É preciso destacar, entretanto, que o direito fundamental à liberdade (artística) não está imune a restrições. Mesmo que a liberdade mantenha uma posição de vantagem em caso de conflito com outros direitos, isto não significa que estejamos diante de um direito absoluto. A vedação à censura não autoriza o abuso da liberdade de expressão. Exemplos conhecidos de limites à liberdade de expressão e suas variáveis são os direitos à honra e à imagem (art. 5º, V e X).

Mas, voltando à charge, houve violação à honra? Se a resposta for positiva, existem os tipos penais (na hipótese, injúria). Não me parece, todavia, que seja o caso. De outro lado, se porventura alguém se sentiu legitimamente ofendido, sempre dispõe da esfera da responsabilidade civil, onde pode buscar a indenização à qual entende fazer jus.

Arte, humor e psicanálise
Millôr Fernandes costumava dizer que o humor é a quinta essência da arte. Em uma entrevista, Ziraldo disse que humor não é apenas a arte de fazer rir. Isso é comicidade. Humor é uma análise crítica do homem e da vida. Por isto, não existe, necessariamente, qualquer compromisso com o riso, que é somente um efeito colateral. Trata-se, na verdade, de uma análise desmistificadora e reveladora. Humor é uma forma de tirar a roupa da mentira, e o seu êxito está na alegria que ele provoca pela descoberta inesperada da verdade.

Tenho certeza de que muitos consideram que a charge de Marco Aurélio não deve ser considerada humor. Também certamente há quem sustente que se trata de um humor negro, de mau gosto, politicamente incorreto. Outros pensam que, mesmo sendo humor, o momento da publicação da charge foi, no mínimo, inoportuno. Tenho minhas dúvidas.

Isto porque o humor funciona como uma espécie de álibi para que o sujeito expresse uma verdade que não pode ser dita. Em Os chistes e sua relação com o inconsciente, Freud afirma que “numa brincadeira pode-se até dizer a verdade”. Tal verdade resulta de um sentido insólito que exsurge do absurdo. Assim, revela-se um sentido que surpreende o intérprete e provoca o riso.

Segundo o pai da psicanálise, o humor é uma forma inteligente de o sujeito lidar com o sofrimento e, ainda que em situações-limite, obter prazer. É o humor que alivia as dores da existência. Em sua vida, um episódio merece destaque: após as tropas nazistas ocuparem a Áustria, em 1938, quando sua filha foi presa e interrogada, Freud teve de firmar um documento no qual atestava que Anna não havia sofrido maus-tratos. Na ocasião, depois de assinar a declaração, Freud acrescentou, ironicamente: “Posso recomendar altamente a Gestapo.”

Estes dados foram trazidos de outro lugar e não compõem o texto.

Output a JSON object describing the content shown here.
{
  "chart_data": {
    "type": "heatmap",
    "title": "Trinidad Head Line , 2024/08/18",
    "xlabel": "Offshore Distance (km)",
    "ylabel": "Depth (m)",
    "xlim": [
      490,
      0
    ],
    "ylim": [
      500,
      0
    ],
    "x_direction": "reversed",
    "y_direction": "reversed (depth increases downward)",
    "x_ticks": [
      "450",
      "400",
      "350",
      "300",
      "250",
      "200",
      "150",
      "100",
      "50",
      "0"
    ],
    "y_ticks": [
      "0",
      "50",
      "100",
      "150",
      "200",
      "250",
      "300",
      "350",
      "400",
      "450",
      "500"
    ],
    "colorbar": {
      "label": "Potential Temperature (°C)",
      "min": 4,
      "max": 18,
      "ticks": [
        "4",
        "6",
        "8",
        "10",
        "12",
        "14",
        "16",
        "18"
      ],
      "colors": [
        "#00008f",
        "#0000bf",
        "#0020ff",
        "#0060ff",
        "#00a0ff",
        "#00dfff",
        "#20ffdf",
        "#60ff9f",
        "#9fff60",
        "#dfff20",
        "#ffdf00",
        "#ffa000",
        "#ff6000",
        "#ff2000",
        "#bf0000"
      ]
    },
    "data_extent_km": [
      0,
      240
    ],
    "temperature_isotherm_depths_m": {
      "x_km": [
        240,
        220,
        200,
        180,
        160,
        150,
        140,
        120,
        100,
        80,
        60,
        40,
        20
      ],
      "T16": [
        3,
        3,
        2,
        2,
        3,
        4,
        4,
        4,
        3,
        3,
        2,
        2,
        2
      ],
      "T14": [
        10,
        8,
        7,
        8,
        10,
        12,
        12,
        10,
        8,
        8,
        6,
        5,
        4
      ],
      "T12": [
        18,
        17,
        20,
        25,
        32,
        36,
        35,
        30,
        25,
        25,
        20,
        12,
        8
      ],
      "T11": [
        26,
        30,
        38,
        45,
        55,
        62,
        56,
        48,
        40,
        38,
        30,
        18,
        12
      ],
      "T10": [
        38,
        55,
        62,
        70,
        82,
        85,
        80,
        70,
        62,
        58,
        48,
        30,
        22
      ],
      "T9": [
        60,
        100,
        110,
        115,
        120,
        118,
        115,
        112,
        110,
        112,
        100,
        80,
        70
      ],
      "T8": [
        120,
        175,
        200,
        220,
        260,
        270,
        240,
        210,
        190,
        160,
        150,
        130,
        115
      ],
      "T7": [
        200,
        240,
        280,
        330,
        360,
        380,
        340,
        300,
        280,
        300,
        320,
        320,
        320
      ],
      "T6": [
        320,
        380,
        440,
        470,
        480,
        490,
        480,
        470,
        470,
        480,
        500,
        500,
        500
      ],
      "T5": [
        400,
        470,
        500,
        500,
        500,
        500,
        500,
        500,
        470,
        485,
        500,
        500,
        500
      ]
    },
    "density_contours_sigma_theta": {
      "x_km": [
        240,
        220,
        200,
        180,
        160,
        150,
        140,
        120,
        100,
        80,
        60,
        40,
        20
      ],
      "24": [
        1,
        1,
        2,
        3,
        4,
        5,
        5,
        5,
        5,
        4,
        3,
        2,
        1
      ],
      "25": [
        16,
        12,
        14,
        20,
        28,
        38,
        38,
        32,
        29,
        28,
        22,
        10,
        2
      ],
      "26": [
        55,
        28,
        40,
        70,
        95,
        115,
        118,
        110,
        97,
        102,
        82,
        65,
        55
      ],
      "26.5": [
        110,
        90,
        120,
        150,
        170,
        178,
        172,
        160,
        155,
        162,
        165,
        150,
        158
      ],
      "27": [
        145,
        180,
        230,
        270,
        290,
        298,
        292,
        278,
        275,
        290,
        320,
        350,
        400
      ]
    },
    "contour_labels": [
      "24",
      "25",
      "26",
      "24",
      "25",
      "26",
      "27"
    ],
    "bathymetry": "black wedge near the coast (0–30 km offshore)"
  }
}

Antes disso, em 1933, com a ascensão do regime nacional-socialista, quando soube que seus livros seriam queimados em praça pública, Freud afirmou: “Que progresso estamos fazendo. Na Idade Média, teriam queimado a mim; hoje em dia, eles se contentam em queimar meus livros.”

Observa-se, aqui, precisamente, o paradoxo inscrito no tragicômico e no humor negro. A ambivalência entre a vida e a morte, que nos leva da angústia ao riso. Em suma: o humor que des-vela o horror. É através dele que o sujeito afirma seu desejo contra a pulsão de morte que o atravessa.

Palavra final
Como já disse o ministro Cezar Peluso, quando era presidente do Supremo: Vedar o humor? Isso é uma piada. Perverso e lastimável — acrescento — é o sensacionalismo praticado reiteradamente por alguns veículos de comunicação que vêm explorando economicamente a tragédia. Este sim não tem nenhum sentido e muito menos graça.